Der bis zu diesem Zeitpunkt größte Gefangenenaustausch seit zwei Jahrzehnten im Nahostkonflikt wird unter deutscher Vermittlung Ende Januar 2004 erfolgreich abgeschlossen. Auf dem Flughafen Köln-Bonn übernehmen israelische Gesandte von den libanesischen Hisbollah-Milizen den entführten Geschäftsmann Elchanan Tennenboim sowie die Leichen von drei israelischen Soldaten.
Im Austausch bringt ein deutscher Luftwaffen-Airbus etwa 30 von Israel freigelassene Araber nach Beirut, unter ihnen die Guerillaführer Scheich Abdel Karim Obeid und Mustafa Dirani sowie der Deutsche Steven Smyrek. Gleichzeitig lässt Israel im Westjordanland und im Gaza-Streifen über 400 Palästinenser frei und übergibt die Leichen von etwa 60 Hisbollah-Kämpfern.
Spektakulär ist einige Jahre später auch der Fall Gilad Schalit, der am 18. Oktober 2011 mit seiner Freilassung endet. Nach mehr als fünf Jahren Verhandlungen willigen Israel und die islamistische Hamas in einen umfassenden Gefangenenaustausch ein. Der im Juni 2006 entführte israelische Soldat Schalit darf gehen - im Austausch gegen insgesamt 1027 palästinensische Häftlinge.
Von Spionageskandalen bis Cannabis-Kartuschen: Russland und die USA
Auch nach dem Fall des Eisernen Vorhangs gibt es spektakuläre Gefangenenaustausche zwischen den USA und Russland: Am 28. Juni 2010 heben amerikanische Ermittler ein Netz von Agenten aus, die für Russland in den USA spioniert haben sollen. Seit den 1990ern sollen sie Informanten rekrutiert und Informationen für Moskau gesammelt haben. Am 9. Juli werden die zehn festgenommenen Spione nach Russland ausgewiesen, Moskau lässt im Gegenzug vier Personen frei. Es gilt bis dato als der größte Agentenaustausch seit dem Ende des Kalten Kriegs.
Am 11. November 2010 enthüllen russische Medien, dass der Leiter der US-Abteilung C des russischen Auslandsgeheimdienstes SWR, Oberst Schtscherbakow, die Spione verraten haben soll. Rund ein halbes Jahr später verurteilt ihn ein Moskauer Gericht in Abwesenheit zu 25 Jahren Haft, da er den Amerikanern die Namen von zwölf russischen Spionen preisgegeben hatte - unter anderem auch die als Meister-Spionin bezeichnete Anna Chapman.

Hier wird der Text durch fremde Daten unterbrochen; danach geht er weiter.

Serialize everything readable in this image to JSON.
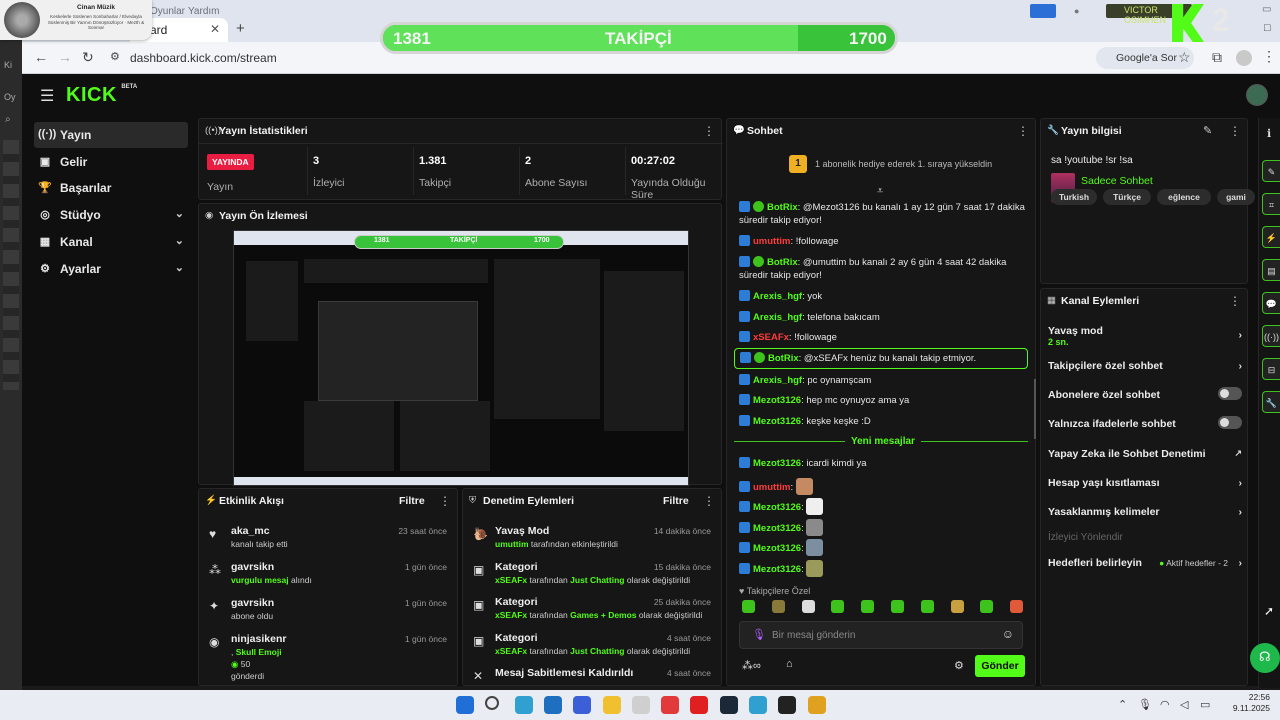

Für mediales Aufsehen sorgt auch der Fall Brittany Griner: Kurz vor Beginn des russischen Angriffskrieges gegen die Ukraine wird die US-Basketballerin im Februar 2022 bei ihrer Ankunft am Moskauer Flughafen wegen Drogenbesitzes festgenommen. Die Zollbehörden in Moskau finden bei einer Kontrolle des Gepäcks sogenannte Vape-Kartuschen mit Cannabis-Öl. Als Konsequenz soll die zweifache Olympiasiegerin neun Jahre in Haft. Nach fast zehnmonatiger Gefangenschaft und monatelangen Verhandlungen zwischen Moskau und Washington wird Griner im Dezember 2022 im Rahmen eines Austausches gegen den in den USA inhaftierten russischen Waffenhändler Viktor Brut freigelassen.